Article publié dans le n°1089 (01 août 2013) de Quinzaines

On entre en littérature par des portes diverses. Pour beaucoup, c’est celle du Petit Prince, dont on célèbre cette année les soixante-dix ans. D’autres y entrent par une voix qui annonce le fameux « Il était une fois ». On pourrait continuer ainsi de façon infinie ou presque. Le numéro que la NRF consacre à l’enfance de la littérature permet de se faire une idée sur ce thème.

STÉPHANE AUDEGUY et PHILIPPE FOREST (dir.)

L'enfance de la littérature

Nouvelle revue française, juin 2013, 224 p., 20 €

On entre en littérature par des portes diverses. Pour beaucoup, c’est celle du Petit Prince, dont on célèbre cette année les soixante-dix ans. D’autres y entrent par une voix qui annonce le fameux « Il était une fois ». On pourrait continuer ainsi de façon infinie ou presque. Le numéro que la NRF consacre à l’enfance de la littérature permet de se faire une idée sur ce thème.

Qu’on aime le conte de Saint-Exupéry ou qu’il exaspère, Le Petit Prince est de ces livres « incontournables ». Si on ne le relit pas, on l’a lu ou on connaît certaines de ses phrases célèbres (on pourrait même dire « cultes ») et on échappe difficilement à la vision de ses personnages ; de la tasse au foulard, de la trousse au sac à dos, le mouton, le petit prince et les étoiles sont déclinés. Mais trêve de mauvaise foi ou de méchanceté (on voit de quel côté se situe l’auteur de ces lignes), le numéro composé par Philippe Forest et Stéphane Audeguy autour de la figure du Petit Prince tourne autour de la littérature d’enfance, de la façon dont, enfant, on entre dans les livres, de ce qu’est la littérature pour la jeunesse (le « pour » étant des plus discutables).

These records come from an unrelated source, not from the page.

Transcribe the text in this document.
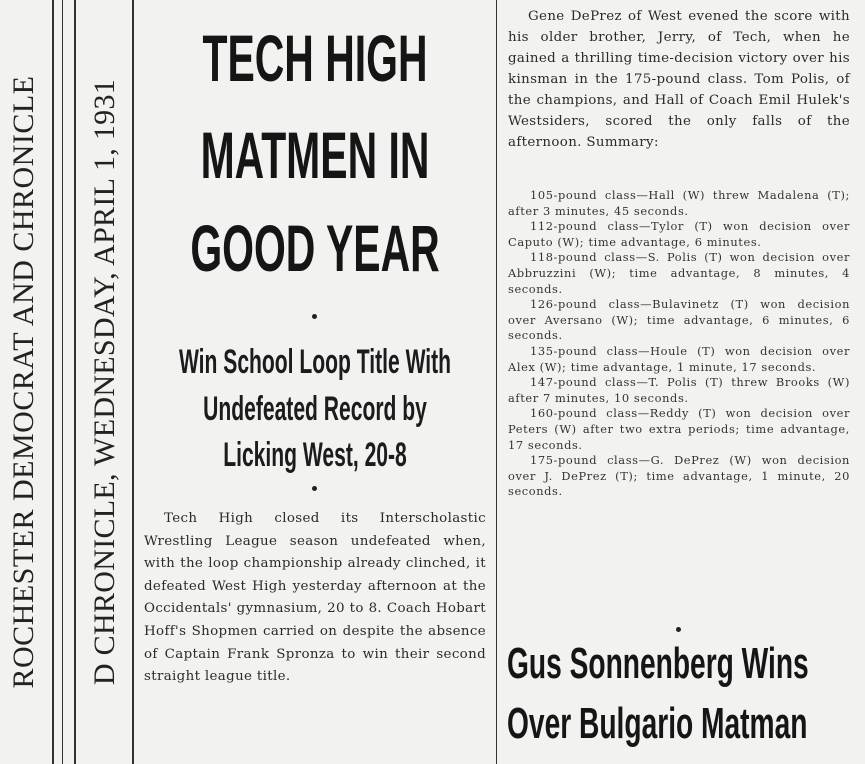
ROCHESTER DEMOCRAT AND CHRONICLE D CHRONICLE, WEDNESDAY, APRIL 1, 1931
TECH HIGH
MATMEN IN
GOOD YEAR
Win School Loop Title With
Undefeated Record by
Licking West, 20-8

Tech High closed its Interscholastic Wrestling League season undefeated when, with the loop championship already clinched, it defeated West High yesterday afternoon at the Occidentals' gymnasium, 20 to 8. Coach Hobart Hoff's Shopmen carried on despite the absence of Captain Frank Spronza to win their second straight league title.

Gene DePrez of West evened the score with his older brother, Jerry, of Tech, when he gained a thrilling time-decision victory over his kinsman in the 175-pound class. Tom Polis, of the champions, and Hall of Coach Emil Hulek's Westsiders, scored the only falls of the afternoon. Summary:

105-pound class—Hall (W) threw Madalena (T); after 3 minutes, 45 seconds.

112-pound class—Tylor (T) won decision over Caputo (W); time advantage, 6 minutes.

118-pound class—S. Polis (T) won decision over Abbruzzini (W); time advantage, 8 minutes, 4 seconds.

126-pound class—Bulavinetz (T) won decision over Aversano (W); time advantage, 6 minutes, 6 seconds.

135-pound class—Houle (T) won decision over Alex (W); time advantage, 1 minute, 17 seconds.

147-pound class—T. Polis (T) threw Brooks (W) after 7 minutes, 10 seconds.

160-pound class—Reddy (T) won decision over Peters (W) after two extra periods; time advantage, 17 seconds.

175-pound class—G. DePrez (W) won decision over J. DePrez (T); time advantage, 1 minute, 20 seconds.

Gus Sonnenberg Wins
Over Bulgario Matman
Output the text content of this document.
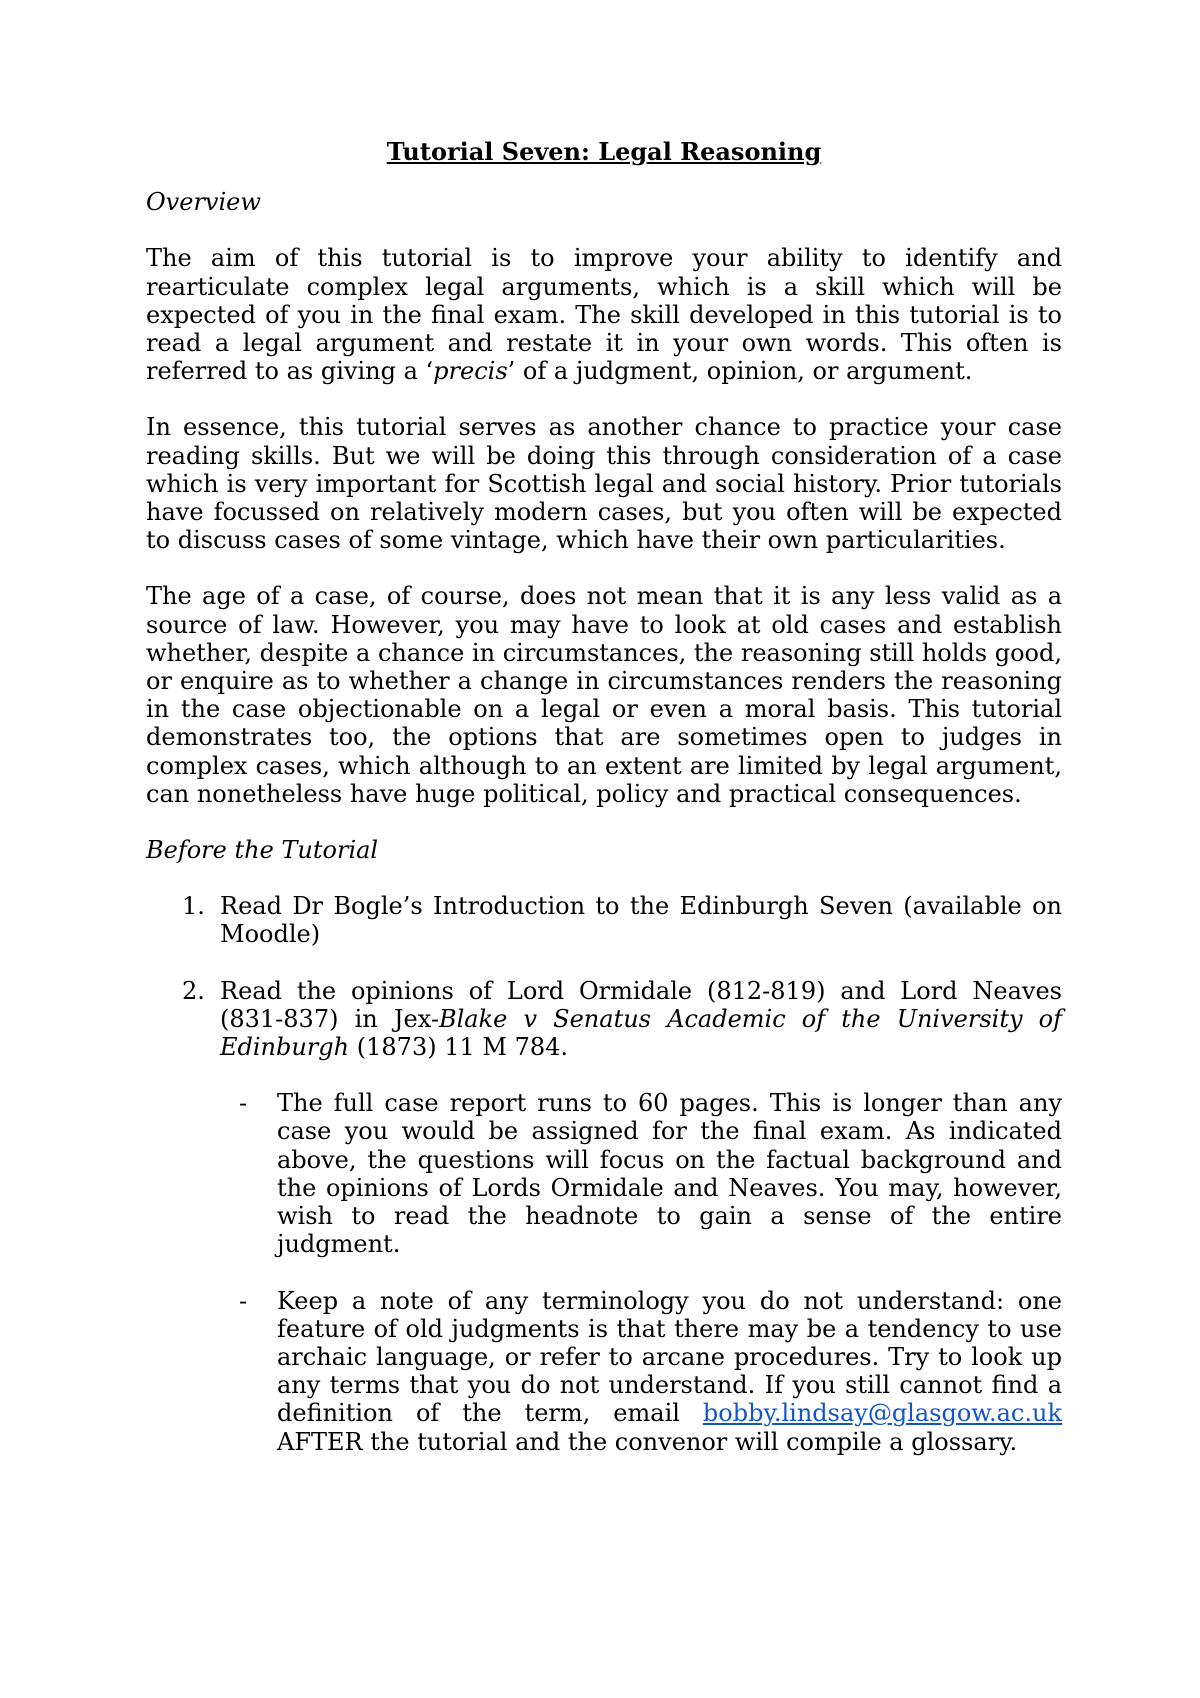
Tutorial Seven: Legal Reasoning
Overview
The aim of this tutorial is to improve your ability to identify and rearticulate complex legal arguments, which is a skill which will be expected of you in the final exam. The skill developed in this tutorial is to read a legal argument and restate it in your own words. This often is referred to as giving a ‘precis’ of a judgment, opinion, or argument.
In essence, this tutorial serves as another chance to practice your case reading skills. But we will be doing this through consideration of a case which is very important for Scottish legal and social history. Prior tutorials have focussed on relatively modern cases, but you often will be expected to discuss cases of some vintage, which have their own particularities.
The age of a case, of course, does not mean that it is any less valid as a source of law. However, you may have to look at old cases and establish whether, despite a chance in circumstances, the reasoning still holds good, or enquire as to whether a change in circumstances renders the reasoning in the case objectionable on a legal or even a moral basis. This tutorial demonstrates too, the options that are sometimes open to judges in complex cases, which although to an extent are limited by legal argument, can nonetheless have huge political, policy and practical consequences.
Before the Tutorial
1. Read Dr Bogle’s Introduction to the Edinburgh Seven (available on Moodle)
2. Read the opinions of Lord Ormidale (812-819) and Lord Neaves (831-837) in Jex-Blake v Senatus Academic of the University of Edinburgh (1873) 11 M 784.
- The full case report runs to 60 pages. This is longer than any case you would be assigned for the final exam. As indicated above, the questions will focus on the factual background and the opinions of Lords Ormidale and Neaves. You may, however, wish to read the headnote to gain a sense of the entire judgment.
- Keep a note of any terminology you do not understand: one feature of old judgments is that there may be a tendency to use archaic language, or refer to arcane procedures. Try to look up any terms that you do not understand. If you still cannot find a definition of the term, email bobby.lindsay@glasgow.ac.uk AFTER the tutorial and the convenor will compile a glossary.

Dans un premier temps, l’œuvre de Saint-Exupéry constitue le cœur de la réflexion. « Écrire enfant », deuxième partie du numéro, relate les premières expériences d’écrivains, souvent autour de la poésie qu’on écrit « pour sa maman ». « Écrire l’enfance » est la partie la plus dense de l’ouvrage, avec les réflexions de Pierre Péju sur l’enfantin, celles de Jean-Noël Blanc sur cette « littérature jeunesse » qui pourrait ou devrait occuper une place centrale dans la construction des lecteurs, et quelques autres. Plus tournées vers la fiction, quelques romancières comme Gaëlle Obiégly, Valérie Zenatti ou Geneviève Brisac donnent une autre forme à la réflexion.

Partons donc du texte de Jean-Noël Blanc. Il est roboratif et rappelle quelques vérités simples et nécessaires. Ainsi le fait que la littérature jeunesse ne doit pas être appliquée comme un exercice scolaire, doit fuir la pédagogie et ne pas devenir prétexte à des débats de société, et n’a pas à faire de la morale. C’est « l’alliance du miel et du fiel », écrit-il, songeant à ce qu’est l’adolescence, un temps de l’existence que ses romans évoquent souvent. Des noms d’écrivains nous viennent, peu cités dans le recueil, comme celui d’Agnès Desarthe, de Gisèle Bienne, de Marie Desplechin ou de Xavier-Laurent Petit, parmi bien d’autres, dont l’écriture vivante, à la fois proche des jeunes lecteurs et instaurant la distance nécessaire, forge sans doute les lecteurs adultes dont nous avons terriblement besoin.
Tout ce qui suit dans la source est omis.